Nella Sentenza C-309/18 del 2 maggio 2019, della Corte di Giustizia europea i Giudici, pronunciandosi su un rinvio pregiudiziale del Tar Lazio, chiariscono che le norme del “Codice dei Contratti” (artt. 95, comma 10, ed 83, comma 9, del Dlgs. n. 50/2016) le quali escludono il rimedio del soccorso istruttorio in caso di mancata indicazione separata dei costi della manodopera, sono in linea di principio compatibili con la Direttiva n. 2014/24/UE, salva tuttavia la situazione, che spetta al Giudice nazionale verificare, in cui sussista una “materiale impossibilità”, per l’offerente, di indicare separatamente quei costi.
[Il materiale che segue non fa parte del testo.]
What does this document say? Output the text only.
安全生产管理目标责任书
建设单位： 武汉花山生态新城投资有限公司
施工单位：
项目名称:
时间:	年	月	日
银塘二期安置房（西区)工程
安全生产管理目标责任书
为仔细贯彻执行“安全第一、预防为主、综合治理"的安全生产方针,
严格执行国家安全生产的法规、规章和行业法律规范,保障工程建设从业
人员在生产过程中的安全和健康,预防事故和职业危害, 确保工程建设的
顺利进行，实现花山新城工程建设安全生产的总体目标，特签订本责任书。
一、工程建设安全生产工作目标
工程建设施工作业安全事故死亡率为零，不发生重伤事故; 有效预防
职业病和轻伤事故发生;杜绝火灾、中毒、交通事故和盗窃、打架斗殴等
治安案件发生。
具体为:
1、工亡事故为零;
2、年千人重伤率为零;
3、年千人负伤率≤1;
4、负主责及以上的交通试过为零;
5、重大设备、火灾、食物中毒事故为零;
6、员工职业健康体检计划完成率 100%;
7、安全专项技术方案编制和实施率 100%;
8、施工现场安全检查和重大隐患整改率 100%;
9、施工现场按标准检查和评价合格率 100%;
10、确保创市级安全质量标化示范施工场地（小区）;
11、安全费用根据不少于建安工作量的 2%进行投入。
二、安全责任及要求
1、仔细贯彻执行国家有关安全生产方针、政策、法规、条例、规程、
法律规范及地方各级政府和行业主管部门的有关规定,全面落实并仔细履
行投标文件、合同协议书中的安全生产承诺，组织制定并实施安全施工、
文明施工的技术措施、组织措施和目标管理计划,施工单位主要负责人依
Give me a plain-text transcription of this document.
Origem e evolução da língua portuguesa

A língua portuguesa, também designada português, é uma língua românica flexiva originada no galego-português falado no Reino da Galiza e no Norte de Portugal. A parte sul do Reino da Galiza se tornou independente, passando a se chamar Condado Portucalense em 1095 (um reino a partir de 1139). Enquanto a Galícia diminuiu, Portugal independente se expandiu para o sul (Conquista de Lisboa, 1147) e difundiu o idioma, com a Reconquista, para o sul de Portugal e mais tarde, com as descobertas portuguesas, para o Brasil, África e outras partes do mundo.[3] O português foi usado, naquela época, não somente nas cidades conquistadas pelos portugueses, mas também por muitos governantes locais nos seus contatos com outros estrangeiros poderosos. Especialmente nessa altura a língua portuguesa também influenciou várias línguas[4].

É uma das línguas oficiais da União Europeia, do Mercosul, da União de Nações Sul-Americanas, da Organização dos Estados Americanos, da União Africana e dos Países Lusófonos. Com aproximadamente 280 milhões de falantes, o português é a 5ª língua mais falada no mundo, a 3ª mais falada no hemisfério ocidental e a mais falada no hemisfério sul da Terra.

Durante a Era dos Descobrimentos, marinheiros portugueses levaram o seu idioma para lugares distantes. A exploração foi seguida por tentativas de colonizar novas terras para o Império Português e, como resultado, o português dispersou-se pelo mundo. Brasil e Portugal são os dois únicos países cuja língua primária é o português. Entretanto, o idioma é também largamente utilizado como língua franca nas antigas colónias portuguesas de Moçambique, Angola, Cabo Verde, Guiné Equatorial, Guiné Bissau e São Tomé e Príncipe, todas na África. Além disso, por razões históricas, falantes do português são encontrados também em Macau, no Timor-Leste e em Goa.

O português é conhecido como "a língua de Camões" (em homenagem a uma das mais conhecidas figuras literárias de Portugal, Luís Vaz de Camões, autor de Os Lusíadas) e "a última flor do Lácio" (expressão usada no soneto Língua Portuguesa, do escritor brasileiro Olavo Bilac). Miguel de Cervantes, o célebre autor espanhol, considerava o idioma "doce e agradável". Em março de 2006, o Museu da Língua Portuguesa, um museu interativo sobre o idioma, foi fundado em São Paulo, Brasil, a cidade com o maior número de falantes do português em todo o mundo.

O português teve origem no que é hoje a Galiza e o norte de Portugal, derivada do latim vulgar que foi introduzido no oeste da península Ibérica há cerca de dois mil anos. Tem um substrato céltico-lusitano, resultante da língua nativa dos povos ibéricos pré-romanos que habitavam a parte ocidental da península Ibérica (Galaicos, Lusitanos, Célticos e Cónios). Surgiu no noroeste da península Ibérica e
In sostanza, la normativa italiana, laddove non consente all’Amministrazione di attivare il “soccorso istruttorio” per consentire all’offerente di indicare ex post i costi per la manodopera che si sia omesso di indicare in sede di offerta (combinato disposto tra l’art. 95, comma 10, e l’art. 83, comma 9, del Dlgs. n. 50/2016), deve considerarsi in linea di principio compatibile con la Direttiva n. 2014/24/UE, ed in particolare con il suo art. 56, il quale come è noto consente alle Amministrazioni aggiudicatrici di attivare il rimedio del “soccorso istruttorio” “salvo disposizione contraria del diritto nazionale che attua la presente Direttiva”. Tuttavia, quel rimedio dovrà comunque essere assicurato, in ossequio ai Principi euro-unitari di trasparenza e di proporzionalità, tutte le volte in cui sia ravvisabile – con indagine rimessa al Giudice nazionale – una situazione di “materiale impossibilità”, per l’offerente, di procedere all’indicazione separata nell’ambito della sua offerta.